Machine Learning Foundations - Starting Diagnostic
Status: Draft Use: ungraded readiness check before Module 1
Purpose
This diagnostic checks whether a learner is ready to start Machine Learning Foundations. It is not a gatekeeping test. If a learner misses several items, they should review Python Foundations first.
Section A: Notebook readiness
- In a notebook, what is the difference between editing a cell and running a cell?
- What can go wrong if cells are run out of order?
- How do you restart a notebook kernel and run all cells again?
- Why should a notebook avoid hidden state before submission?
Ready if: the learner can explain execution order, kernel state, restart, and clean rerun in simple language.
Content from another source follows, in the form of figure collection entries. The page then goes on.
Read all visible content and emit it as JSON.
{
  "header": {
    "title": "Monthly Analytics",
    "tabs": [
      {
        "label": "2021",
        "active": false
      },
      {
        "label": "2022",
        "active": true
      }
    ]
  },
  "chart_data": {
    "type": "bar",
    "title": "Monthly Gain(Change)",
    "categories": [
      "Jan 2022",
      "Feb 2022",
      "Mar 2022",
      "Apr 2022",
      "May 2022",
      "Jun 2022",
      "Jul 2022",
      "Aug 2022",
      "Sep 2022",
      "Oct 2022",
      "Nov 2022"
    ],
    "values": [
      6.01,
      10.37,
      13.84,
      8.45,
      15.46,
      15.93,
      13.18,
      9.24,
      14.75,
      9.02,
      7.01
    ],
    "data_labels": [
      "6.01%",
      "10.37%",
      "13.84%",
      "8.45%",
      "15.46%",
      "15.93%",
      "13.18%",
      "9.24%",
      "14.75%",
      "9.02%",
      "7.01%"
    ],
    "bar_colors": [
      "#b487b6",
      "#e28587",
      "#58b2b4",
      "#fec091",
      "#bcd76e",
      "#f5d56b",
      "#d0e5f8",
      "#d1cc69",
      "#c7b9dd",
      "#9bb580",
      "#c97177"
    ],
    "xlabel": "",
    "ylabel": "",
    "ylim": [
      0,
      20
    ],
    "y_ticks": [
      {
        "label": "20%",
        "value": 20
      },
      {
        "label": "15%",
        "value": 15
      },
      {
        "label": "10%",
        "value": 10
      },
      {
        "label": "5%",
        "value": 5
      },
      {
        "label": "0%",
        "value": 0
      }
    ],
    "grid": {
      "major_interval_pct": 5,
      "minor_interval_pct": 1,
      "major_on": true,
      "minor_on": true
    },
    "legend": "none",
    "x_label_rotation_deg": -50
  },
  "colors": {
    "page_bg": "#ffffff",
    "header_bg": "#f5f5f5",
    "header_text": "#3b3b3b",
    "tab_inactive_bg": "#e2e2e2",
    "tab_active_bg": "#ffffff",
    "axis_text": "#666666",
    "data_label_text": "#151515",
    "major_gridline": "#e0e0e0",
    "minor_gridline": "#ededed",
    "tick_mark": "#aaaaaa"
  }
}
Section B: Python readiness
- Read this code and write the output.
hours = [2, 4, 6]
total = sum(hours)
print(total / len(hours))
- What is the difference between
"4"and4? - What does a function return?
- What does a traceback help you find?
Ready if: the learner can read simple variables, lists, arithmetic, functions, and errors.
Section C: pandas readiness
- What does one row usually represent in a table?
- What does one column usually represent?
- What is a missing value?
- Why is it risky to assume every column is safe for modelling?
- What does this code do?
df.groupby("course")["minutes"].mean()
Ready if: the learner can explain rows, columns, missing values, grouping, and basic column selection.
Section D: data judgement readiness
Answer in one or two sentences.
- Why is a prediction not the same as a cause?
- Why should a model be compared with a simple baseline?
- Why does prediction time matter?
- What should you do if a dataset contains real private information?
Ready if: the learner can separate prediction from causation, understands baseline comparison, and knows not to use sensitive data.
Recommendation
- If most answers are clear: start Module 1.
- If notebook or Python answers are weak: review Python Foundations Modules 1-7.
- If pandas answers are weak: review Python Foundations Module 9.
- If data judgement answers are weak: continue slowly and spend extra time on Modules 1 and 2.